We invite all Carnegie Mellon Architecture alumni to keep us up to date on their awards, professional milestones and more. Send us your updates with a brief description and link to more information.

  • We mourn the passing of Michael McDonnell, AIA (B.Arch ’90), who passed away peacefully at his home on July 22, 2024, at the age of 59, surrounded by family after a long battle with cancer. Mike was a gifted designer, mentor and leader in his many roles including Principal and Chief Operating Officer at IKM Architecture; dedicated member of the American Institute of Architects (AIA), serving as a past President of the Pittsburgh Chapter; and as an active member of the Upper St. Clair community, where he advised on several township boards. Read the full obituary.
  • The AIA elevated alumni John B. Lape, III, FAIA, FCSI, FCSC (B.Arch ’73) and Kent Suhrbier, FAIA, LEED AP (B.Arch ’92) to the College of Fellows during the AIA Awards Gala on June 7, 2024, at the National Building Museum in Washington D.C. during AIA24.
  • Alumni Eli Green (B.Arch ’00), David Kunselman, AIA (B.Arch ’90) and Laurence Qamar (B.Arch ’85) are featured in the fall 2024 issue of the College of Fine Arts Magazine.
    • Green is the founder and director of SQFT Studios. Based in Portland, Ore., the firm specializes in custom and prefabricated accessory dwelling units (ADUs), as well as remodeling and custom home building with a strong focus on environmental sustainability.
    • Kunselman is the director of capital development for the City of Seattle, and Qamar owns and operates his own architecture and urbanism firm in Portland, Ore. Although they have different jobs, they share a common goal when building communities: value the residents who will live there, as well as the local culture, heritage and natural environment. 
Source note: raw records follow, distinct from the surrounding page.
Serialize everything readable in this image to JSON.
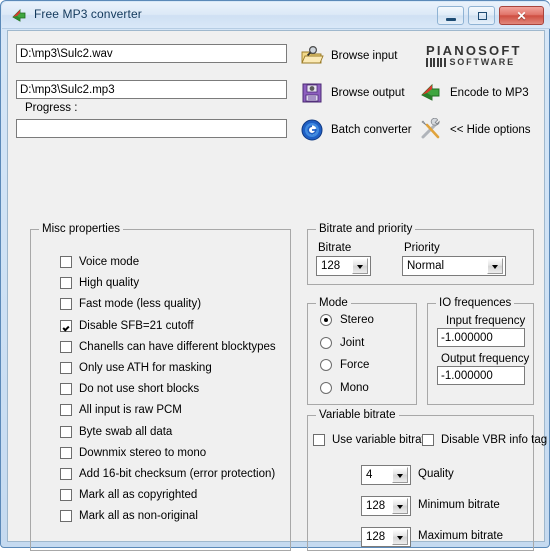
{
  "window": {
    "title": "Free MP3 converter",
    "icon": "mp3-convert-icon",
    "buttons": {
      "minimize": "minimize-button",
      "maximize": "maximize-button",
      "close_glyph": "✕"
    }
  },
  "top": {
    "input_file": "D:\\mp3\\Sulc2.wav",
    "output_file": "D:\\mp3\\Sulc2.mp3",
    "progress_label": "Progress :",
    "progress_value": "",
    "actions": [
      {
        "id": "browse-input",
        "label": "Browse input",
        "icon": "folder-search-icon"
      },
      {
        "id": "browse-output",
        "label": "Browse output",
        "icon": "save-disk-icon"
      },
      {
        "id": "batch",
        "label": "Batch converter",
        "icon": "batch-circle-icon"
      },
      {
        "id": "encode",
        "label": "Encode to MP3",
        "icon": "encode-arrow-icon"
      },
      {
        "id": "hide-options",
        "label": "<< Hide options",
        "icon": "tools-icon"
      }
    ],
    "logo": {
      "name": "PIANOSOFT",
      "sub": "SOFTWARE"
    }
  },
  "misc": {
    "title": "Misc properties",
    "items": [
      {
        "label": "Voice mode",
        "checked": false
      },
      {
        "label": "High quality",
        "checked": false
      },
      {
        "label": "Fast mode (less quality)",
        "checked": false
      },
      {
        "label": "Disable SFB=21 cutoff",
        "checked": true
      },
      {
        "label": "Chanells can have different blocktypes",
        "checked": false
      },
      {
        "label": "Only use ATH for masking",
        "checked": false
      },
      {
        "label": "Do not use short blocks",
        "checked": false
      },
      {
        "label": "All input is raw PCM",
        "checked": false
      },
      {
        "label": "Byte swab all data",
        "checked": false
      },
      {
        "label": "Downmix stereo to mono",
        "checked": false
      },
      {
        "label": "Add 16-bit checksum (error protection)",
        "checked": false
      },
      {
        "label": "Mark all as copyrighted",
        "checked": false
      },
      {
        "label": "Mark all as non-original",
        "checked": false
      }
    ]
  },
  "bitrate_priority": {
    "title": "Bitrate and priority",
    "bitrate_label": "Bitrate",
    "bitrate_value": "128",
    "priority_label": "Priority",
    "priority_value": "Normal"
  },
  "mode": {
    "title": "Mode",
    "options": [
      {
        "label": "Stereo",
        "selected": true
      },
      {
        "label": "Joint",
        "selected": false
      },
      {
        "label": "Force",
        "selected": false
      },
      {
        "label": "Mono",
        "selected": false
      }
    ]
  },
  "io_frequences": {
    "title": "IO frequences",
    "input_label": "Input frequency",
    "input_value": "-1.000000",
    "output_label": "Output frequency",
    "output_value": "-1.000000"
  },
  "variable_bitrate": {
    "title": "Variable bitrate",
    "use_vbr_label": "Use variable bitrate",
    "use_vbr_checked": false,
    "disable_tag_label": "Disable VBR info tag",
    "disable_tag_checked": false,
    "rows": [
      {
        "value": "4",
        "label": "Quality"
      },
      {
        "value": "128",
        "label": "Minimum bitrate"
      },
      {
        "value": "128",
        "label": "Maximum bitrate"
      }
    ]
  },
  "colors": {
    "window_frame": "#5b89b8",
    "client_bg": "#f0f0f0",
    "close_button": "#cf4e41",
    "title_text": "#12395c"
  }
}
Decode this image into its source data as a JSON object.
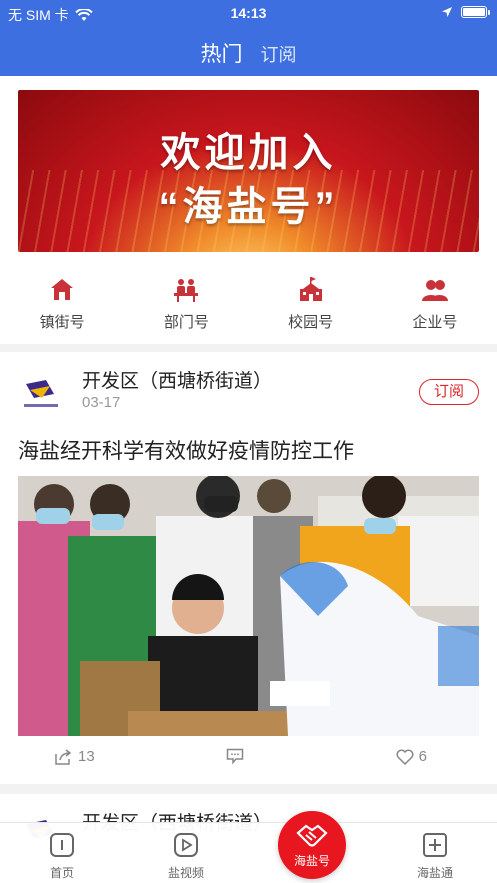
{
  "status_bar": {
    "carrier": "无 SIM 卡",
    "time": "14:13"
  },
  "header": {
    "tab_hot": "热门",
    "tab_subscribe": "订阅"
  },
  "banner": {
    "line1": "欢迎加入",
    "line2": "“海盐号”"
  },
  "categories": [
    {
      "label": "镇街号",
      "icon": "house-icon"
    },
    {
      "label": "部门号",
      "icon": "meeting-icon"
    },
    {
      "label": "校园号",
      "icon": "school-icon"
    },
    {
      "label": "企业号",
      "icon": "users-icon"
    }
  ],
  "post": {
    "author": "开发区（西塘桥街道）",
    "date": "03-17",
    "follow_label": "订阅",
    "title": "海盐经开科学有效做好疫情防控工作",
    "share_count": "13",
    "like_count": "6"
  },
  "post2": {
    "author": "开发区（西塘桥街道）"
  },
  "bottom_nav": [
    {
      "label": "首页",
      "icon": "home-icon"
    },
    {
      "label": "盐视频",
      "icon": "play-icon"
    },
    {
      "label": "海盐号",
      "icon": "handshake-icon"
    },
    {
      "label": "海盐通",
      "icon": "plus-square-icon"
    }
  ],
  "colors": {
    "header_blue": "#3d6fe0",
    "accent_red": "#d9262b",
    "icon_red": "#c8333a"
  }
}
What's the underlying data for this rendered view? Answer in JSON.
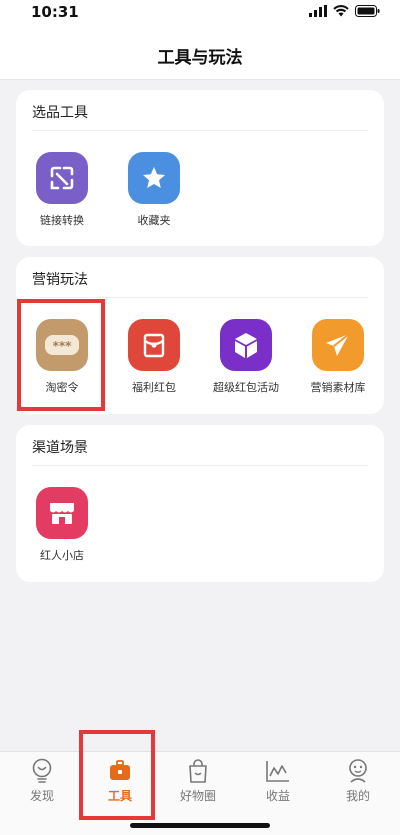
{
  "status_bar": {
    "time": "10:31"
  },
  "nav": {
    "title": "工具与玩法"
  },
  "sections": {
    "selection": {
      "title": "选品工具",
      "items": [
        {
          "label": "链接转换",
          "icon": "link-convert-icon",
          "color": "#7b5fc8"
        },
        {
          "label": "收藏夹",
          "icon": "favorites-star-icon",
          "color": "#4b8fe0"
        }
      ]
    },
    "marketing": {
      "title": "营销玩法",
      "items": [
        {
          "label": "淘密令",
          "icon": "password-token-icon",
          "color": "#c39a6b"
        },
        {
          "label": "福利红包",
          "icon": "red-envelope-icon",
          "color": "#e0473b"
        },
        {
          "label": "超级红包活动",
          "icon": "cube-icon",
          "color": "#7a2fc8"
        },
        {
          "label": "营销素材库",
          "icon": "paper-plane-icon",
          "color": "#f39a2d"
        }
      ]
    },
    "channel": {
      "title": "渠道场景",
      "items": [
        {
          "label": "红人小店",
          "icon": "shop-icon",
          "color": "#e43b62"
        }
      ]
    }
  },
  "tab_bar": {
    "active": "tools",
    "accent": "#e36b19",
    "tabs": [
      {
        "label": "发现",
        "icon": "discover-bulb-icon"
      },
      {
        "label": "工具",
        "icon": "toolbox-icon"
      },
      {
        "label": "好物圈",
        "icon": "shopping-bag-icon"
      },
      {
        "label": "收益",
        "icon": "earnings-chart-icon"
      },
      {
        "label": "我的",
        "icon": "profile-icon"
      }
    ]
  },
  "highlight_color": "#e5383b"
}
  • A short film by Nouf Aljowaysir (B.Arch ’16) was featured in the New York Times Op-Docs: “I Asked A.I. Where It Thought I Was From. Its Answer: Nowhere.” Aljowaysir is a visual artist and technologist whose work examines the underlying logic of AI systems from a personal and intimate lens.
  • Joseph Pell Lombardi, alum of the Bachelor of Architecture program at Carnegie Tech in the 1960s, was featured in the New York Times article “The 84-Year-Old Visionary With One Answer for Two Real Estate Crises.” A celebrated historic preservation architect, Lombardi completed the first office to residential conversion in New York City.
  • A pen and ink drawing titled “Echoes of Empathy” by Anum Shah (B.Arch ’16), Staff Architect at SK+I Architecture, has been selected to show internationally in Dubai next summer at the Northeast Ismaili Arts Festival.